As New Year’s brings on the inspiration for new resolutions, habits, and goals; it also brings on a new wave of what some gym-goers call “New Year’s members.” Commercial gyms pack out with people who hope to begin their fitness journey. Many gyms offer discounts or dropped annual fees for January membership enrollment. Some of those gyms are home to seasoned “gym rats” who often can intimidate newcomers. Plugged into music and “zoned out” in an over-crowded gym, one thing may be lacking that many female athletes want: community.
“It became so much more than just a physical workout. We’ve become a true community and we support each other,” says Amy Baltensberger, also known as “Beats”, one of the co-captains of an all-female, peer-led, and free fitness group in Memphis. FiA (pronounced “fee-ya”) or Females in Action started in North Carolina inspired by a male-version group known as F3. Now thriving in ten different states, Memphis is home to five FiA groups known as AO’s (Area of Operation); such as Sweat School in Freeman Park, Firehouse in Overton Park pavilion, and The OC at Oliver Creek Church of Christ in Arlington.
As someone who has been dedicated to pursuing fitness for three years, I thought that the workout would be a breeze as I joined The OC group on a Monday night. Deadlifting 225 pounds, squatting 132% of my body weight, and countless nights in the gym should have prepared me for any kind of workout; however, all my iron-pumping experience seemed to pale in comparison to the rigorous FiA workout. In efforts to not scare away anyone who may be new to fitness, FiA’s workouts are created for modification whether that be to dial down for newbies or intensify for more seasoned athletes. If your motive is to simply get moving or to be drenched in a well-earned sweat, FiA is the place for you.
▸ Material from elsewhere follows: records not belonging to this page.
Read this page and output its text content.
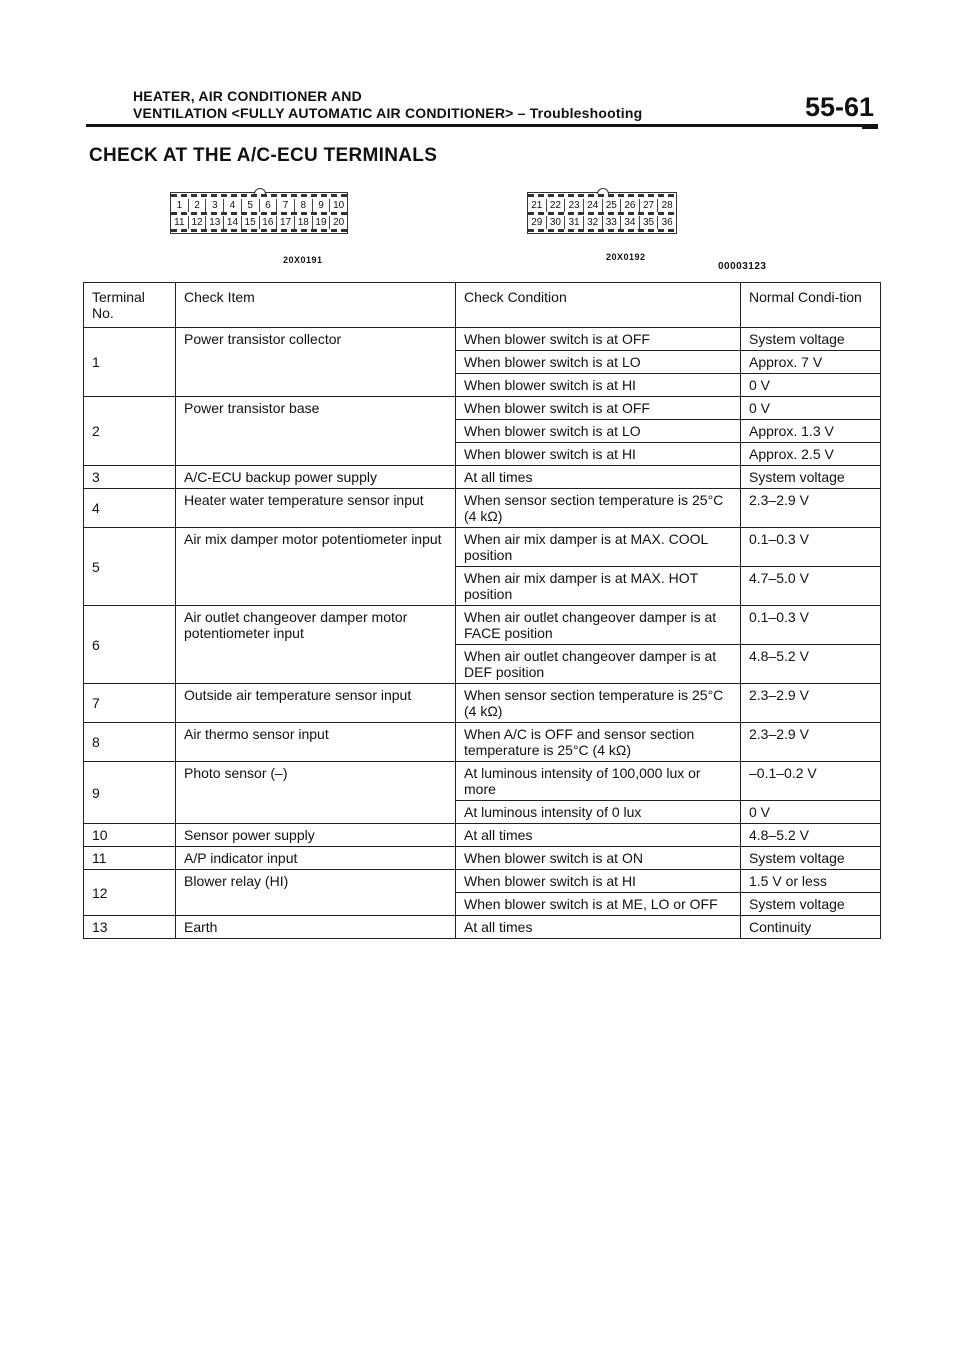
HEATER, AIR CONDITIONER AND
VENTILATION <FULLY AUTOMATIC AIR CONDITIONER> – Troubleshooting	55-61
CHECK AT THE A/C-ECU TERMINALS
1	2	3	4	5	6	7	8	9 10
11 12 13 14 15 16 17 18 19 20
20X0191
21 22 23 24 25 26 27 28
29 30 31 32 33 34 35 36
20X0192
00003123
Terminal No.	Check Item	Check Condition	Normal Condi-tion
1	Power transistor collector	When blower switch is at OFF	System voltage
		When blower switch is at LO	Approx. 7 V
		When blower switch is at HI	0 V
2	Power transistor base	When blower switch is at OFF	0 V
		When blower switch is at LO	Approx. 1.3 V
		When blower switch is at HI	Approx. 2.5 V
3	A/C-ECU backup power supply	At all times	System voltage
4	Heater water temperature sensor input	When sensor section temperature is 25°C (4 kΩ)	2.3–2.9 V
5	Air mix damper motor potentiometer input	When air mix damper is at MAX. COOL position	0.1–0.3 V
		When air mix damper is at MAX. HOT position	4.7–5.0 V
6	Air outlet changeover damper motor potentiometer input	When air outlet changeover damper is at FACE position	0.1–0.3 V
		When air outlet changeover damper is at DEF position	4.8–5.2 V
7	Outside air temperature sensor input	When sensor section temperature is 25°C (4 kΩ)	2.3–2.9 V
8	Air thermo sensor input	When A/C is OFF and sensor section temperature is 25°C (4 kΩ)	2.3–2.9 V
9	Photo sensor (–)	At luminous intensity of 100,000 lux or more	–0.1–0.2 V
		At luminous intensity of 0 lux	0 V
10	Sensor power supply	At all times	4.8–5.2 V
11	A/P indicator input	When blower switch is at ON	System voltage
12	Blower relay (HI)	When blower switch is at HI	1.5 V or less
		When blower switch is at ME, LO or OFF	System voltage
13	Earth	At all times	Continuity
Another aspect of FiA that fortifies its value in community is that no woman is left behind. “We say the phrase “carry the six.” If we see someone struggling or can’t keep up, we make sure that someone comes alongside them and finishes the workout with them,” says Ashton Guard, co-captain of FiA Memphis and known as “River Rat.” As some women finish a part of the workout at a slower pace, others can be seen cheering their partners on while maintaining constant movement as to not be “waiting around.” It’s not always easy to find such a supportive attitude among workout groups. That’s why the mission and purpose of Females in Action is to make sure that the women who show up are not left out.
One of the proudest moments for the co-captains of FiA is seeing some women come out of their shy, and possibly low-confident shells, and become leaders of workouts. Baltensperger reflects on a certain member who was quiet at the beginning of her FiA fitness journey and who now boldly guides groups through a strenuous workout. “From when she first started to now is crazy to see. She encourages women through the workout and leads in so much confidence,” says Baltensberger.
For all newcomers to the fitness world or for those who are starting back as the new year brings fresh starts, co-captain Stephanie Olinger known as “Doula” gives her words of encouragement. “Just take it one workout at a time and take it slow,” says Olinger. FiA guarantees that you are going to get a solid workout with them whether it be with just a few people in the group or a larger number. This aspect can attract those who have difficulty focusing in a commercial gym or want to have a time-efficient workout that usually lasts between 45 minutes and one hour.
FiA promotes boosting each woman with every little movement. At the end of the workout, everyone gathers together in a circle of trust to go through a verbal attendance check. Everyone is seen and heard to help their sense of community. “You get all of these women together who didn’t know each other and they’re all laughing, having conversations, and end up spending time together after the workout,” says Guard.